I recently faced a significant issue with Virtual Threads in JDK 25 that brought up a fairness problem. The bug originated not in our own service, but in a library we relied on, which performed heavy CPU work instead of the expected simple I/O operations. This caused a few Virtual Threads to hog their carrier threads, leading to a cascade of starvation for thousands of unrelated threads. Overall latency spiked, and the system became sluggish.
This situation highlighted how a small oversight in third-party code can severely impact the whole system. I suspect this could happen frequently where I/O-bound tasks inadvertently turn CPU-bound due to slow serialization, fallback logic, or inefficient retry loops. With platform threads, issues tend to be contained, but with Virtual Threads, the problem can spread more widely as they share the same carrier threads.

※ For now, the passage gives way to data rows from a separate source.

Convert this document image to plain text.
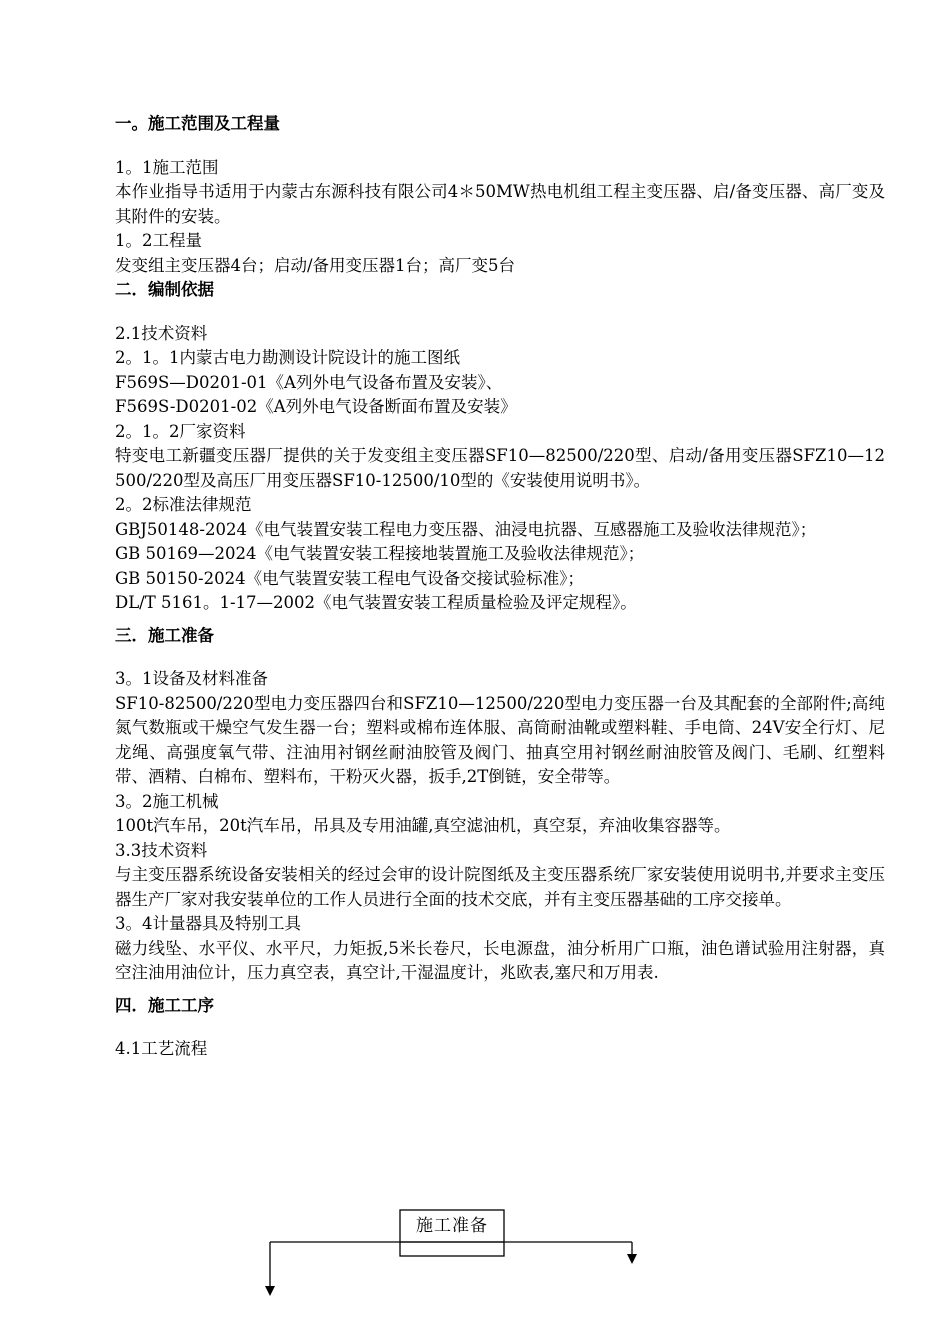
一。施工范围及工程量
1。1施工范围
本作业指导书适用于内蒙古东源科技有限公司4＊50MW热电机组工程主变压器、启/备变压器、高厂变及其附件的安装。
1。2工程量
发变组主变压器4台；启动/备用变压器1台；高厂变5台
二．编制依据
2.1技术资料
2。1。1内蒙古电力勘测设计院设计的施工图纸
F569S—D0201-01《A列外电气设备布置及安装》、
F569S-D0201-02《A列外电气设备断面布置及安装》
2。1。2厂家资料
特变电工新疆变压器厂提供的关于发变组主变压器SF10—82500/220型、启动/备用变压器SFZ10—12500/220型及高压厂用变压器SF10-12500/10型的《安装使用说明书》。
2。2标准法律规范
GBJ50148-2024《电气装置安装工程电力变压器、油浸电抗器、互感器施工及验收法律规范》；
GB 50169—2024《电气装置安装工程接地装置施工及验收法律规范》；
GB 50150-2024《电气装置安装工程电气设备交接试验标准》；
DL/T 5161。1-17—2002《电气装置安装工程质量检验及评定规程》。
三．施工准备
3。1设备及材料准备
SF10-82500/220型电力变压器四台和SFZ10—12500/220型电力变压器一台及其配套的全部附件;高纯氮气数瓶或干燥空气发生器一台；塑料或棉布连体服、高筒耐油靴或塑料鞋、手电筒、24V安全行灯、尼龙绳、高强度氧气带、注油用衬钢丝耐油胶管及阀门、抽真空用衬钢丝耐油胶管及阀门、毛刷、红塑料带、酒精、白棉布、塑料布，干粉灭火器，扳手,2T倒链，安全带等。
3。2施工机械
100t汽车吊，20t汽车吊，吊具及专用油罐,真空滤油机，真空泵，弃油收集容器等。
3.3技术资料
与主变压器系统设备安装相关的经过会审的设计院图纸及主变压器系统厂家安装使用说明书,并要求主变压器生产厂家对我安装单位的工作人员进行全面的技术交底，并有主变压器基础的工序交接单。
3。4计量器具及特别工具
磁力线坠、水平仪、水平尺，力矩扳,5米长卷尺，长电源盘，油分析用广口瓶，油色谱试验用注射器，真空注油用油位计，压力真空表，真空计,干湿温度计，兆欧表,塞尺和万用表.
四．施工工序
4.1工艺流程
施工准备
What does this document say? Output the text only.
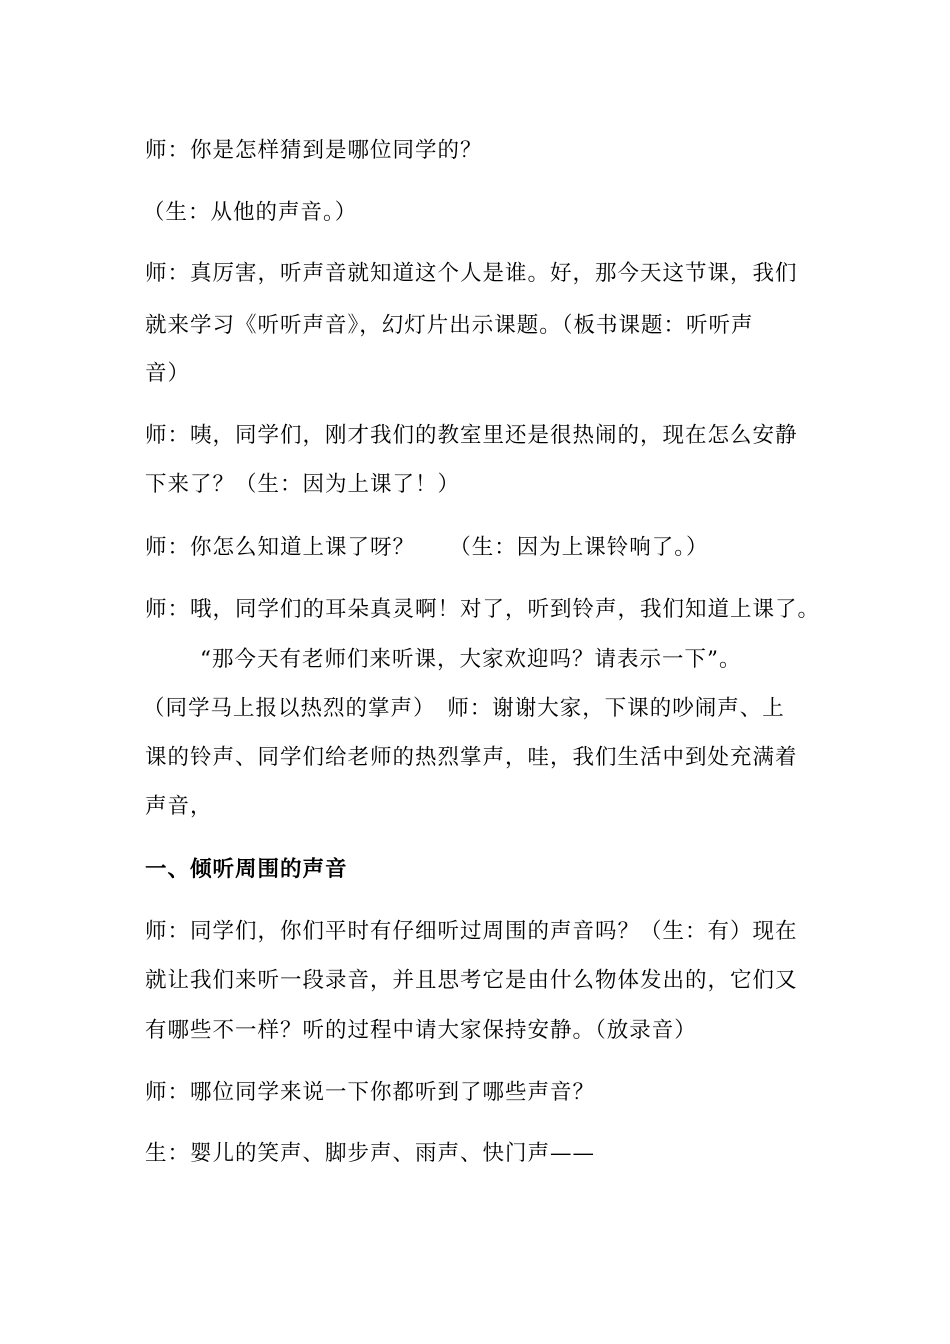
师：你是怎样猜到是哪位同学的？
（生：从他的声音。）
师：真厉害，听声音就知道这个人是谁。好，那今天这节课，我们
就来学习《听听声音》，幻灯片出示课题。（板书课题：听听声
音）
师：咦，同学们，刚才我们的教室里还是很热闹的，现在怎么安静
下来了？（生：因为上课了！）
师：你怎么知道上课了呀？　　（生：因为上课铃响了。）
师：哦，同学们的耳朵真灵啊！对了，听到铃声，我们知道上课了。
“那今天有老师们来听课，大家欢迎吗？请表示一下”。
（同学马上报以热烈的掌声）　师：谢谢大家，下课的吵闹声、上
课的铃声、同学们给老师的热烈掌声，哇，我们生活中到处充满着
声音，
一、倾听周围的声音
师：同学们，你们平时有仔细听过周围的声音吗？（生：有）现在
就让我们来听一段录音，并且思考它是由什么物体发出的，它们又
有哪些不一样？听的过程中请大家保持安静。（放录音）
师：哪位同学来说一下你都听到了哪些声音？
生：婴儿的笑声、脚步声、雨声、快门声——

I've noticed that Go handles some of these issues with non-cooperative preemption, where long-running goroutines get preempted by the runtime. This acts as a safety net against those unexpected CPU-heavy tasks. Are there discussions or plans in the Loom project about implementing a similar non-cooperative preemptive scheduling to enhance the fairness of Virtual Threads during unforeseen CPU-heavy operations?
1 Answer
It's interesting that you bring this up! Just to clarify, Virtual Thread preemption is already non-cooperative. The issue you're highlighting relates more to time-sharing. We didn't activate it because we haven't encountered real-world examples demonstrating its necessity, unlike the scenario in Go. The theory is that time-sharing would only be useful under specific thread circumstances, and finding those conditions seems rare.

Got it! I'll prepare a detailed description and test case to share with the loom-dev team. It could be helpful for future improvements.